Digital tools such as serious games or online courses stimulate the teacher to “change his role, from being a knower who transmits knowledge to being a tutor who guides learners, helping them use fresh knowledge acquired or used in group work,” as he detailed in Les Serious Games, une révolution (“Serious Games, A Revolution”). This book also highlights the obstacles and reluctance concerning this transformation, especially regarding the implicit contract between teachers and students according to which “learners expect their teachers to provide assessments to obtain a diploma” and “teachers expect learners to work and carefully listen during class.”

These conceptions of teaching are far from new: many educators already advocated that teachers should act as guides, and many already apply these techniques. But technological developments have significantly accelerated this trend. This development also increases the value of teachers. According to Salman Khan, the teacher “becomes even more important once students have been introduced to a concept, either through videos or exercises. He can then devote his time to helping students; he can leave aside his lecture and become a true mentor that opens the minds of his students.”

The results of the survey on “The School in 2030,” conducted by 645 international experts prior to the World Summit for Innovation in Education WISE 2014, validated these transformations of educational structures and methods. An overwhelming majority of experts (83%) believe that in fifteen years the content of lessons will be individualized, reflecting the needs of each student. Another key finding supports the evolution of the teacher’s role towards that of a facilitator of learning (73%) rather than a lecturer who simply transmits knowledge.

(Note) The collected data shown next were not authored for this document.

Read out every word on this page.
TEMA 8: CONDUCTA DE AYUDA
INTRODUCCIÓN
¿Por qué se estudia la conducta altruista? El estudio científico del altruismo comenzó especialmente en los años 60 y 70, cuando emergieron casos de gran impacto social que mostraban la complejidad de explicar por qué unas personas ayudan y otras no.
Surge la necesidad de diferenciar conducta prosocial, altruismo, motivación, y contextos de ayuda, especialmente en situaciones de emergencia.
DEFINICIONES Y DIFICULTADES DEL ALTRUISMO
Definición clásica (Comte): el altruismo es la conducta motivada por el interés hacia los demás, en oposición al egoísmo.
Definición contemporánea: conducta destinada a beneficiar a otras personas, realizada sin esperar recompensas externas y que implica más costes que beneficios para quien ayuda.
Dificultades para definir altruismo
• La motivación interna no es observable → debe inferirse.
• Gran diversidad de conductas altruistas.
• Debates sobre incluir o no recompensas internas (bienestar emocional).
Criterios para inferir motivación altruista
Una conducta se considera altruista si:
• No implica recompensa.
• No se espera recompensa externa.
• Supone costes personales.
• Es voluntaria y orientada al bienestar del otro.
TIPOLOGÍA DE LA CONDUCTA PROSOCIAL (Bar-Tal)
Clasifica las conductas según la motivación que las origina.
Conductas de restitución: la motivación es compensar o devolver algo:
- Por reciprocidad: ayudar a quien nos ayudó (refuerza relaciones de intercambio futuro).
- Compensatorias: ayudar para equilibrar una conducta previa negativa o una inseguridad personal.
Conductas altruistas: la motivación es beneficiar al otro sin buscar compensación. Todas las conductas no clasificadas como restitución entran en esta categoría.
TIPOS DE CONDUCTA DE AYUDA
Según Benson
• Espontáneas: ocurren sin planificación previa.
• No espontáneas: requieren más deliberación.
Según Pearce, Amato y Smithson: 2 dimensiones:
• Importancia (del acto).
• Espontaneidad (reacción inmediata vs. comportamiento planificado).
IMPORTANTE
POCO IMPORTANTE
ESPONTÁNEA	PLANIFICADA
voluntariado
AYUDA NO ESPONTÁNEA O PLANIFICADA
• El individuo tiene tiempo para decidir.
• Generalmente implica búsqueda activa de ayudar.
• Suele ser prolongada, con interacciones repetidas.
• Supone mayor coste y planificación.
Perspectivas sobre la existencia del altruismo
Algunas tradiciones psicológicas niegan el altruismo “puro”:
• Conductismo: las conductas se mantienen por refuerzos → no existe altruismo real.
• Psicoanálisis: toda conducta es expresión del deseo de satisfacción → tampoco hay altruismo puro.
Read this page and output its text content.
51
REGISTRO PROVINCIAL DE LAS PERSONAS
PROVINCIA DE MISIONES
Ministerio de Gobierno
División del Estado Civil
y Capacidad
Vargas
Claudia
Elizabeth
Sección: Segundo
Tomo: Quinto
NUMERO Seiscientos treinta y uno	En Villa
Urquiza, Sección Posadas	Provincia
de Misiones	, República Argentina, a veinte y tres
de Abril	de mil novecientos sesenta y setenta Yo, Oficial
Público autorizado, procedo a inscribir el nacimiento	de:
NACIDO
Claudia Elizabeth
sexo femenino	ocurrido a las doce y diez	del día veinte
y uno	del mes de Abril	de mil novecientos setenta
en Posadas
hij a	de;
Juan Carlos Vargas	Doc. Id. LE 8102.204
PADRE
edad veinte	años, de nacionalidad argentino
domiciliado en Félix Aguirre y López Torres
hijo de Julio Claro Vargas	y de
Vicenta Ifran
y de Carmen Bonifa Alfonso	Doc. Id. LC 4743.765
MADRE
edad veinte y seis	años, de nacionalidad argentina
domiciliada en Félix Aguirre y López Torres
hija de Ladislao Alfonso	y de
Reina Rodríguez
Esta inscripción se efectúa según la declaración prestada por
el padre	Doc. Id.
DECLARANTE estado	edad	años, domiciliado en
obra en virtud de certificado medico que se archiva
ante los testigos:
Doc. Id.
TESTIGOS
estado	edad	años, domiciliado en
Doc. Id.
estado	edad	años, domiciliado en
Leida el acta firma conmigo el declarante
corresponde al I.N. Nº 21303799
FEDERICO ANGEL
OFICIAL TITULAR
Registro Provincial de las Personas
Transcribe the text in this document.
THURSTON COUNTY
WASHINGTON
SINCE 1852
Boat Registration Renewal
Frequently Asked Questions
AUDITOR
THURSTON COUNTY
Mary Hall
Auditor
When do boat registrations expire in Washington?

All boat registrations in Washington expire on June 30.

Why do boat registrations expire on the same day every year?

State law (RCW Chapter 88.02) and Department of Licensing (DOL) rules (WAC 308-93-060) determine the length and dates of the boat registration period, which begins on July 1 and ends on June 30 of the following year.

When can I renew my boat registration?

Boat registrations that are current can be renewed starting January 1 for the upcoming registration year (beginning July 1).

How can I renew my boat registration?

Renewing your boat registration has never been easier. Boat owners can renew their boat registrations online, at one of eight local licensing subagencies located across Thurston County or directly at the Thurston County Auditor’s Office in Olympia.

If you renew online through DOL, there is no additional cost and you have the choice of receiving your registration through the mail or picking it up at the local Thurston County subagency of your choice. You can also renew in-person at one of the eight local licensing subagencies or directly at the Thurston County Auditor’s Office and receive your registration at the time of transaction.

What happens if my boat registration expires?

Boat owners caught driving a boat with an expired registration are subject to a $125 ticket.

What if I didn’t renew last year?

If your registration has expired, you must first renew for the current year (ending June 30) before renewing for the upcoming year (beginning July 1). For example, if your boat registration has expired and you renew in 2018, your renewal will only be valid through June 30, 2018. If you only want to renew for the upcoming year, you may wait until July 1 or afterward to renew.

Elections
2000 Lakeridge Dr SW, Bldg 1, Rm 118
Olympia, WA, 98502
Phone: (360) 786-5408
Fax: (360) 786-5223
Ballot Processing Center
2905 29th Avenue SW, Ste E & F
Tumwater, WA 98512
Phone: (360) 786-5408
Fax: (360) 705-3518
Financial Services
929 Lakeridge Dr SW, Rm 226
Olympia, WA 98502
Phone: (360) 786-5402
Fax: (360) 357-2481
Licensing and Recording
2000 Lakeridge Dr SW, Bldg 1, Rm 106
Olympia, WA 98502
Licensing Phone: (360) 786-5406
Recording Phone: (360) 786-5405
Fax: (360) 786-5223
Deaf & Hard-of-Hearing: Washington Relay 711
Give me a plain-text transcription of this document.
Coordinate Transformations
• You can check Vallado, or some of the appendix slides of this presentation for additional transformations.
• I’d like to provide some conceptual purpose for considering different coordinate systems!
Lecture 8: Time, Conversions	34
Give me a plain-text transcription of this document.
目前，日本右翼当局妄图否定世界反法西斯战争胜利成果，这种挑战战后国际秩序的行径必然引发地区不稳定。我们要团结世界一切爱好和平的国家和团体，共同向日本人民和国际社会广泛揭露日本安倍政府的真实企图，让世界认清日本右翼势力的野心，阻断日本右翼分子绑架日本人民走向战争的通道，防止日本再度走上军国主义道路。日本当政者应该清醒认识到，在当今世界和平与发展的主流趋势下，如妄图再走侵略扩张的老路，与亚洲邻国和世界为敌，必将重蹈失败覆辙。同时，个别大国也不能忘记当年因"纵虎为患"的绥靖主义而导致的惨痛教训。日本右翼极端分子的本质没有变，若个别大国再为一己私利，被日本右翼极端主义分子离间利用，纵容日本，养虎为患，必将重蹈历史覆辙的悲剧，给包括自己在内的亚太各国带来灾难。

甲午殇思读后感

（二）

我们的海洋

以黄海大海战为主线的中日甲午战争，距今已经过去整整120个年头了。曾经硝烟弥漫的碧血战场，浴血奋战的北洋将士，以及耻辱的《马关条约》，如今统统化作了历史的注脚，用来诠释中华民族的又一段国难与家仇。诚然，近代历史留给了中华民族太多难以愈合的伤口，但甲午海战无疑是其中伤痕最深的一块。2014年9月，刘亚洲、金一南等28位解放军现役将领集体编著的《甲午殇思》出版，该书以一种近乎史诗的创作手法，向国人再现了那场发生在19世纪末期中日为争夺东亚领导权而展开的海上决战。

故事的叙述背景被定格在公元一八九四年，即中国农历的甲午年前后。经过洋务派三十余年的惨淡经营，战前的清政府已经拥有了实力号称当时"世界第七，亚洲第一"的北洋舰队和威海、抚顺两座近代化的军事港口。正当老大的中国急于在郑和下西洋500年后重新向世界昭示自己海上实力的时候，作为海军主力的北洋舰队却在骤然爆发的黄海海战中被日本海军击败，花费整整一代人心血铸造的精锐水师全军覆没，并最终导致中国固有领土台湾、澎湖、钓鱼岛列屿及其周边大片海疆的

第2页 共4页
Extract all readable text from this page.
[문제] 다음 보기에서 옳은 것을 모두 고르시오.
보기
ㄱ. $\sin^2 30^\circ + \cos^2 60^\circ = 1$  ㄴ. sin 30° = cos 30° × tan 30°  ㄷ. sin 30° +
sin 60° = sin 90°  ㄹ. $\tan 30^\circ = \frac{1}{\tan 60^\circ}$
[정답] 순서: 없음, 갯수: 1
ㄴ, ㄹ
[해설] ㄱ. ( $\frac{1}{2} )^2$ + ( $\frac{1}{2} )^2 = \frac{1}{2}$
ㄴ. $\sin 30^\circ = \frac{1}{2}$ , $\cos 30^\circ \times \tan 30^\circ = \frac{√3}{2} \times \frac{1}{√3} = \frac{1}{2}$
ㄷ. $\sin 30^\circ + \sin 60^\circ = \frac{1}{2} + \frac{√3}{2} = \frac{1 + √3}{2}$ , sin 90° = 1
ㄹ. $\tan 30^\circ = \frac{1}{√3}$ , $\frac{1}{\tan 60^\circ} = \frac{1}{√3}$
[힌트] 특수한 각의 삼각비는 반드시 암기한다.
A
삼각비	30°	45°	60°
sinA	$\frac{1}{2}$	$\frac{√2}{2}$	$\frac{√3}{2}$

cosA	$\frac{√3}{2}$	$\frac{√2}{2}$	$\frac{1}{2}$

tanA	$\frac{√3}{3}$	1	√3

Experts of the WISE community predict that the school will evolve into a “learning network” where online resources and technologies will support peer-to-peer exchanges, facilitate dialogue and promote a shift towards more collaborative learning. As summarized by professor Yasar Jarrar: “the future educational system will be hybrid, divided between online content and global learning networks that provide most resources and interactions; and real schools that will ensure the quality of teaching standards and and guide students in their learning process.”